KÜRT SOYKIRIMINDA ANLAŞMA
PKK Lideri, aynı görüşmede şunları söyledi: “Bush-Erdoğan anlaşması. İşte bu Washington anlaşmasıyla Bush ikna edildi. ABD, bunlardan desteğini çekti, AKP ile anlaşmaya gitti. Yine AKP ve ordu arasında yapılan 2007'deki Büyükanıt'la Dolmabahçe anlaşması var. Kürtlerin soykırımı konusunda anlaşıldı. Bunun karşılığında AKP'nin kendi ‘Özel Gladiosu’nu oluşturmasının yolu açıldı. Bugün yaşananlar AKP'nin ‘Özel Gladiosu’nun, 1990'lı yıllardaki Güreş-Çiller darbesiyle oluşan ‘Özerk Gladio’ operasyonudur.”
TÜRKİYE DESTEĞİNE KARŞILIK KÜRTLERİN KELLESİ!

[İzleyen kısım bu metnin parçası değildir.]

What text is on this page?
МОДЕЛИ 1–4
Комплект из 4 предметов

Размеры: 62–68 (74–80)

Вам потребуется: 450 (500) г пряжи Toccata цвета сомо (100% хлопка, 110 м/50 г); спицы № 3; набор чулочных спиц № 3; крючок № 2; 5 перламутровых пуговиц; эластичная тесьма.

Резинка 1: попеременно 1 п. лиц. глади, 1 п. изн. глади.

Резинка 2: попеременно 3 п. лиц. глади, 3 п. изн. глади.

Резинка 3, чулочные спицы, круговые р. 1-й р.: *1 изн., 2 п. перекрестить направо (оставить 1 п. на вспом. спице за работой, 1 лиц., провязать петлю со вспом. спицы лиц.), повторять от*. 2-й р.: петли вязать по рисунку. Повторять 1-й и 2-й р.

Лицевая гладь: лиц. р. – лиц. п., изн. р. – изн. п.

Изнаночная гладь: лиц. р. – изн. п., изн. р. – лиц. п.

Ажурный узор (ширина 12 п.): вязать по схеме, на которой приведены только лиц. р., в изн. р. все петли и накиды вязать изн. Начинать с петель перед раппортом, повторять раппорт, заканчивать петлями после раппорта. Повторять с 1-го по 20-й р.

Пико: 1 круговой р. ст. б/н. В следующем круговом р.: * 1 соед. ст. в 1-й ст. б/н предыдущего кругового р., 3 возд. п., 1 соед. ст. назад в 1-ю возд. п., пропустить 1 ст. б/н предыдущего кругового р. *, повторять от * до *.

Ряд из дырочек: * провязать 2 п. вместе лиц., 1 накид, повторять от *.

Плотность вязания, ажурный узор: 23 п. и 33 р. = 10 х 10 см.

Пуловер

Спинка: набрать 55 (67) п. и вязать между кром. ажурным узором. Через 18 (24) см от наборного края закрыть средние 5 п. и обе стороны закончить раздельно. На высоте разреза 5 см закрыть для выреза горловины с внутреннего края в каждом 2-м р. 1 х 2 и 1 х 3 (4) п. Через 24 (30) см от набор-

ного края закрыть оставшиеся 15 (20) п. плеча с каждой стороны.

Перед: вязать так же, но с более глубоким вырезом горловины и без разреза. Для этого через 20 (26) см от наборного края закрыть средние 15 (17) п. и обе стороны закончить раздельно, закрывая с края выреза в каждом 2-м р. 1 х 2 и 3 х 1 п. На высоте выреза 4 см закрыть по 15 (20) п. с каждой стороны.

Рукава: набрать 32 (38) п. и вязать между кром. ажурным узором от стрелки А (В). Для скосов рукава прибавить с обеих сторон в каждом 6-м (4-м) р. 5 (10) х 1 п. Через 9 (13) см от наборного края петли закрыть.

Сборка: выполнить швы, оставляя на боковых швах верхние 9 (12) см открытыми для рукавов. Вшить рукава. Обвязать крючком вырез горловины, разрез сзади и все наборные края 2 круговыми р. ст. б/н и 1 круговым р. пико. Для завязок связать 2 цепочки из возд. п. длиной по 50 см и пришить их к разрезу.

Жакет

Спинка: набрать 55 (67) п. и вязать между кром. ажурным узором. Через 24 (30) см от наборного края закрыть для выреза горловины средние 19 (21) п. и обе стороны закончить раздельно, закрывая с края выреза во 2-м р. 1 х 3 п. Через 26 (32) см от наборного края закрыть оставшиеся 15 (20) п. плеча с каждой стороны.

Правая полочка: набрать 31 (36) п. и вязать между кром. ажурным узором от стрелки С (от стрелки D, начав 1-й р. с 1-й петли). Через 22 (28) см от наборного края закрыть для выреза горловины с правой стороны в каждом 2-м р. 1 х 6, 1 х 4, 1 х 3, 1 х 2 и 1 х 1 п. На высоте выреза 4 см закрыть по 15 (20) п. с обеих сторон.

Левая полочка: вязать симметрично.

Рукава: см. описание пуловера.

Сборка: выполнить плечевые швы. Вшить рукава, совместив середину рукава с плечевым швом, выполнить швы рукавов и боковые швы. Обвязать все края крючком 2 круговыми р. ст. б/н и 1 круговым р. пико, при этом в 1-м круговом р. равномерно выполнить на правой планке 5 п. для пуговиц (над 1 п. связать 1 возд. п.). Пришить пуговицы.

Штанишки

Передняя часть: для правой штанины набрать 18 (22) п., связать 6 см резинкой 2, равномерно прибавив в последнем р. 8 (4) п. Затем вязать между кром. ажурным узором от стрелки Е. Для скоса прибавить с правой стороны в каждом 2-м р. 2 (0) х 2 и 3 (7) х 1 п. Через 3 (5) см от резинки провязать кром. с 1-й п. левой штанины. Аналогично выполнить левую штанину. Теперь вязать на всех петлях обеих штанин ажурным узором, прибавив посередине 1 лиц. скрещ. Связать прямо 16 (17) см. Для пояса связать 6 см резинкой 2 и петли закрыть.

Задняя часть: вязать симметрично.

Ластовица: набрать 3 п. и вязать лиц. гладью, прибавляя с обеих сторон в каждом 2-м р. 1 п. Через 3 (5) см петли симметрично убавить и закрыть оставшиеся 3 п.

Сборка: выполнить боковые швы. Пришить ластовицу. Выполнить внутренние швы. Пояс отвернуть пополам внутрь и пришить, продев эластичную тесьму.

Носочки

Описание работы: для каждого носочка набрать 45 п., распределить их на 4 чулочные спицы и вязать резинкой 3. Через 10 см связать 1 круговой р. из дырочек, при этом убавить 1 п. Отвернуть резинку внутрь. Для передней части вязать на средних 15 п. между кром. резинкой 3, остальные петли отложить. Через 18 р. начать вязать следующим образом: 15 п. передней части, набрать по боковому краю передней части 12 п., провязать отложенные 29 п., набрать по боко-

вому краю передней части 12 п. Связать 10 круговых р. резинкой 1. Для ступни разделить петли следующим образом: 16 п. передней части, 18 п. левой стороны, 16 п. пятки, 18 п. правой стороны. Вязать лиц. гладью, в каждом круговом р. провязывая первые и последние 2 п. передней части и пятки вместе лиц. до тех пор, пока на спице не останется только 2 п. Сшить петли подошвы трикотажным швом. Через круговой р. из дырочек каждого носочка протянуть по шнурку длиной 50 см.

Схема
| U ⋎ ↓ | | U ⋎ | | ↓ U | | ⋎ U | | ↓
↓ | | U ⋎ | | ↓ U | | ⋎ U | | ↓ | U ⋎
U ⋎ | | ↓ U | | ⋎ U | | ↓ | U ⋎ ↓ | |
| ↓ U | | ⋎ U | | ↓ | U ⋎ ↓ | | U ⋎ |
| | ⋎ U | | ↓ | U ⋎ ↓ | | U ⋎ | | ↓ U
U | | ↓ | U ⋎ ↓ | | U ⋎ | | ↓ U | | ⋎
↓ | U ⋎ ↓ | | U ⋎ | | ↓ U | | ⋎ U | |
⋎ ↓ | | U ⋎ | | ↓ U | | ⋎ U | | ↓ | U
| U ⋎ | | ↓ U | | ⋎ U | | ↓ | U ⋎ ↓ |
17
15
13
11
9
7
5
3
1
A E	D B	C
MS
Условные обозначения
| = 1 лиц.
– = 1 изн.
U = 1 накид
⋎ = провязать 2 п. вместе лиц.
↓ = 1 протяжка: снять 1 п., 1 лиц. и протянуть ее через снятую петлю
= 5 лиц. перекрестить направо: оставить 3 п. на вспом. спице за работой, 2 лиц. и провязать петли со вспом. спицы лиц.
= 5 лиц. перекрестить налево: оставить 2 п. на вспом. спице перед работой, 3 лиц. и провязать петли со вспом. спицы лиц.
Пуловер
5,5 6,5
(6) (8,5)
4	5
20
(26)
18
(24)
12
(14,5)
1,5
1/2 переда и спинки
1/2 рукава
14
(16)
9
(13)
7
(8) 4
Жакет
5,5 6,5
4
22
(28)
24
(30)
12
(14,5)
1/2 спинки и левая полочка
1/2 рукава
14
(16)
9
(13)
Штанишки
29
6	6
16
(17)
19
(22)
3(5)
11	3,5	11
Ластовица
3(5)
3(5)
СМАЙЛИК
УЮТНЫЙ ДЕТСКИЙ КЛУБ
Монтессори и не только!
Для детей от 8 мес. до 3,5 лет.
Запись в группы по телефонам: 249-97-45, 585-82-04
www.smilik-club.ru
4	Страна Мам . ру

Türkiye’nin, NATO Gladiosu ve ABD ile anlaşmasıyla Kürtleri topyekûn bitirme ve tasfiye etme planının devreye konulduğunu vurgulayan Abdullah Öcalan, 18 Mayıs 2011 tarihli avukat görüşmesinde, “Ortadoğu'da Türkiye desteğine karşılık Kürtlerin kellesi Türkiye'ye verilecek. Bu konuda ABD ile anlaşmışlar, bu anlaşma Kürtlerin yok edilmesi üzerinedir. Daha önce ABD ile Türkiye Ortadoğu konusunda tam anlaşamamışlardı, Kürtlerden dolayı tam anlaşamıyorlardı. Kürtlerden dolayı bazı nüanslar, bazı ufak-tefek anlaşmazlıklar vardı. Ancak şu an o anlaşmazlıkları da çözmüş durumdalar. Ortadoğu'da Türkiye desteğine karşılık Kürtlerin KCK şahsında kellesi verilecek. Anlaşma budur!” dedi.